L’image du F‑14 dépasse toutefois le cadre technique. Depuis 1986, le film Top Gun a marqué des générations de candidats aux sélections de pilote militaire aux États-Unis, en Europe et plus largement dans le monde occidental. Cette influence a touché au-delà des seuls équipages, gagnant de nombreux nouveaux venus dans l’aéronautique et les armées. La perspective de revoir un Tomcat voler en configuration muséale entretient ainsi un lien direct entre mémoire des opérations aéronavales américaines et public, dans un registre qui conjugue patrimoine et culture populaire.
Le regain d’intérêt lié au cinéma s’est confirmé avec Top Gun Maverick, succès mondial chiffré à environ 1,5 milliard de dollars au box office. Paramount Pictures a lancé le développement actif d’un troisième volet. Le producteur Jerry Bruckheimer a indiqué que ce projet constitue une priorité, le scénario étant en cours d’écriture, sans date de sortie annoncée. Dans ce contexte, la disponibilité d’un F‑14 démilitarisé en état de vol pourrait servir des séquences commémoratives, des événements promotionnels ou des besoins de production, sans préjuger des choix artistiques du studio.
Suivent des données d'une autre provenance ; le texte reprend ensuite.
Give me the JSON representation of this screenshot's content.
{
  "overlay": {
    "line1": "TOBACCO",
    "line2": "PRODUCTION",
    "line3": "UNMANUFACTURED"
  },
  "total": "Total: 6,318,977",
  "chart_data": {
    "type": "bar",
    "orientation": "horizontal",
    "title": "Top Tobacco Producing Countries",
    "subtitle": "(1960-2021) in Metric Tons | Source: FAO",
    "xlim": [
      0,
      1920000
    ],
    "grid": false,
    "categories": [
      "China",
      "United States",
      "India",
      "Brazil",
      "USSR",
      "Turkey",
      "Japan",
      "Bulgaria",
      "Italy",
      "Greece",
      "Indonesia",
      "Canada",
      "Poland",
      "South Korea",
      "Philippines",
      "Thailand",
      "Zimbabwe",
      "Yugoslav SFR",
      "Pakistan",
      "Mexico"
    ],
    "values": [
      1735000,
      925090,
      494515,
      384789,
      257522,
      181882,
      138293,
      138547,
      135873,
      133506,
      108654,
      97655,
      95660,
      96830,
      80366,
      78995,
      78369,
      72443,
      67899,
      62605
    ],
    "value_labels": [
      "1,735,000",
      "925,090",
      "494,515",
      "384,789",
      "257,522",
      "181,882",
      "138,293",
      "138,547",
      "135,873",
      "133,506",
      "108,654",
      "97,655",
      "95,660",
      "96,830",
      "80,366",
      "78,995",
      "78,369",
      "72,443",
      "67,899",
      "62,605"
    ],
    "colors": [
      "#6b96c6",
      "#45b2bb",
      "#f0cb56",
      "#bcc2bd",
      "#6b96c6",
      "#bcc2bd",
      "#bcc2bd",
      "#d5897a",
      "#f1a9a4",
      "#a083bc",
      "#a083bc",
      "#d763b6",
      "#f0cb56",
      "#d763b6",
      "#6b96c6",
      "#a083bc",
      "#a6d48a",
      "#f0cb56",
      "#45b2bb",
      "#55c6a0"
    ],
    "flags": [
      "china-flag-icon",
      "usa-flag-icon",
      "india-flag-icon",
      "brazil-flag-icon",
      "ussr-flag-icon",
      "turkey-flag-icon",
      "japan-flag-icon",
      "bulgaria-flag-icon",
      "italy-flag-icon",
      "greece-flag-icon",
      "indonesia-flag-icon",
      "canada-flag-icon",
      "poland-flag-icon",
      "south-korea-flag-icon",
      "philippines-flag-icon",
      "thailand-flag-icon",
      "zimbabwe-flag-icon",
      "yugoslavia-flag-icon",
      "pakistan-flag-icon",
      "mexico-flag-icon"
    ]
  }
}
Cette dynamique culturelle intervient sur fond de tensions de recrutement. En 2024, les forces aériennes des États-Unis signalaient un déficit de 1 848 pilotes diplômés, dont 1 142 pilotes de chasse, pesant sur la formation et la disponibilité opérationnelle. Les armées occidentales ont d’ailleurs longtemps vu dans un film à large diffusion un levier d’attractivité. À ce titre, Top Gun Maverick avait été perçu comme un espoir pour stimuler les candidatures, dans la continuité de l’effet observé après 1986. Le Maverick Act s’inscrit dans une veine patrimoniale capable d’accompagner cet effort.
L’arrivée des F‑14 à Huntsville confierait à la U.S. Space and Rocket Center Commission une mission de conservation et de mise en valeur du patrimoine aéronaval américain. Si l’un des avions retrouve la capacité de vol, il pourrait rejoindre le circuit des meetings et commémorations, au bénéfice de la transmission historique et du lien entre armées et nation. Les garde‑fous juridiques du texte interdisent explicitement toute restauration de capacité de combat et tout transfert international, garantissant un usage strictement non militaire, fidèle à l’objectif de préservation.
Le porteur du texte, Abraham Hamadeh, a salué une avancée destinée à préserver pour l’histoire ce qu’il décrit comme l’un des avions les plus emblématiques jamais volés. Il a rappelé avoir été inspiré, plus jeune, par le film de Tom Cruise, qui mettait en scène le Tomcat. Au Sénat, le sénateur Tim Sheehy a conduit l’examen du projet, adopté à l’unanimité le 1er mai. Le dispositif associe ainsi mémoire, encadrement juridique et valorisation publique, tout en dégageant la responsabilité budgétaire fédérale pour l’opération de transfert.
Le Maverick Act demeure à ce stade une proposition. Son examen à la Chambre des représentants doit encore aboutir avant toute mise en œuvre. S’il était adopté, trois F‑14D quitteraient le stockage de Davis‑Monthan pour Huntsville, réduisant encore le nombre d’exemplaires conservés au cimetière d’aéronefs de l’US Air Force. L’emploi prévu resterait limité à l’exposition et aux présentations publiques, sans retour à une capacité militaire. Dans l’intervalle, le Tomcat continue d’imprimer l’imaginaire collectif, entre héritage opérationnel et vitrine culturelle d’une aviation navale entrée dans l’histoire.